I difensori del filosofo, ora 36enne, durante la loro arringa hanno ammesso che la relazione tra i due era diventata conflittuale ma hanno negato le violenze e le aggressioni denunciate dalla ex. Nei confronti di Caffo, nell'agosto di due anni fa, l'allora gip Ileana Ramundo, aveva disposto la misura cautelare dell'allontanamento da nucleo familiare, con divieto di avvicinamento, che è stato revocato dal tribunale lo scorso settembre, poco prima della scadenza dei termini.
Soddisfatta la difesa della parte civile, rappresentata da Elena Tomayer, così come alcune rappresentanti di un'associazione femminista che, prima dell'udienza, hanno mostrato all'ingresso del Palazzo di giustizia lo striscione “Sorella, io ti credo”. I difensori di Caffo sono pronti invece a fare appello.
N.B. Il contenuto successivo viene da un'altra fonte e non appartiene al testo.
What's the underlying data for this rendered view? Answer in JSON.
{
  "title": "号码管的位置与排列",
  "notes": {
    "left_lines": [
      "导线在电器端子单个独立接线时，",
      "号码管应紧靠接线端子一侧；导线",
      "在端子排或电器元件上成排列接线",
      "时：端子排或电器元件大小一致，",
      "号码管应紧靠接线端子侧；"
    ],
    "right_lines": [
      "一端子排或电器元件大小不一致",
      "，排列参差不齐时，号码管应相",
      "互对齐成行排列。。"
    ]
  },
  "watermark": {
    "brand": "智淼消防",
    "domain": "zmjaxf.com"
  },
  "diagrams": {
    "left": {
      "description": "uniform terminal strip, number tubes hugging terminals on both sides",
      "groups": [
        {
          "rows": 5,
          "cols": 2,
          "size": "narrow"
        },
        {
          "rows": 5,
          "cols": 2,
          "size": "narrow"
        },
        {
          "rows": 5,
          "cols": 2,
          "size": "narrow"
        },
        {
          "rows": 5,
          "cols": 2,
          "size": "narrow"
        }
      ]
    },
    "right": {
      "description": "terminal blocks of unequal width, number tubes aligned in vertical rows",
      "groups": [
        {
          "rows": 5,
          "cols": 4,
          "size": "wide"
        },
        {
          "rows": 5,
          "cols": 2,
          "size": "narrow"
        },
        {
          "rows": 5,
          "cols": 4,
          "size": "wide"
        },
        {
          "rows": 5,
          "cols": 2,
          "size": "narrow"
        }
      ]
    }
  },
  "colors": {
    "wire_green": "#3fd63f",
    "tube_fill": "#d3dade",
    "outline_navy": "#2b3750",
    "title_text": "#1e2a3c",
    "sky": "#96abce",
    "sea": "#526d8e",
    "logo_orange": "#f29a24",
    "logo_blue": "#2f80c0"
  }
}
A causa del processo, Caffo aveva rinunciato a partecipare al festival Più libri più liberi diretto da Chiara Valerio a Roma.
I problemi alla fiera
Il filosofo avrebbe dovuto presentare il suo ultimo libro “Anarchia” insieme alla curatrice Chiara Valerio. Ma, in un’edizione dedicata a Giulia Cecchettin, vittima di femminicidio, non si poteva non notare che Caffo fosse a processo.
Dopo le prime polemiche Caffo ha rinunciato alla sua partecipazione: «Se la mia sola presenza rovina una fiera così importante, per la cultura italiana e dedicata a un così alto ideale, credo sia necessario come intellettuale fare un passo indietro». Ma Valerio ha rilanciato, annunciando che sarebbe stata lei stessa a parlare di “Anarchia”, e nel suo intervento ha richiamato i concetti di «presunzione di innocenza» e di «diritto di parola». «La fiera – ha detto – si chiama Più Libri Più Liberi e il programma vive di questa libertà di dialogo e dissenso. Capire e giudicare non sono sinonimi».
Un intervento giudicato problematico, tanto che sono arrivate le disdette degli autori. Per esempio quella della vignettista Fumettibrutti, Josephine Yole Signorelli: «Ho deciso di non presenziare a Plpl quest'anno. Ci penso da giorni a come scrivere queste parole, mi aspettavo delle scuse e un cambio di rotta nelle intenzioni che purtroppo, ad oggi, non è arrivato». L’hanno seguita in tanti, tra cui Roberto Recchioni, Pietro Turano e Zerocalcare.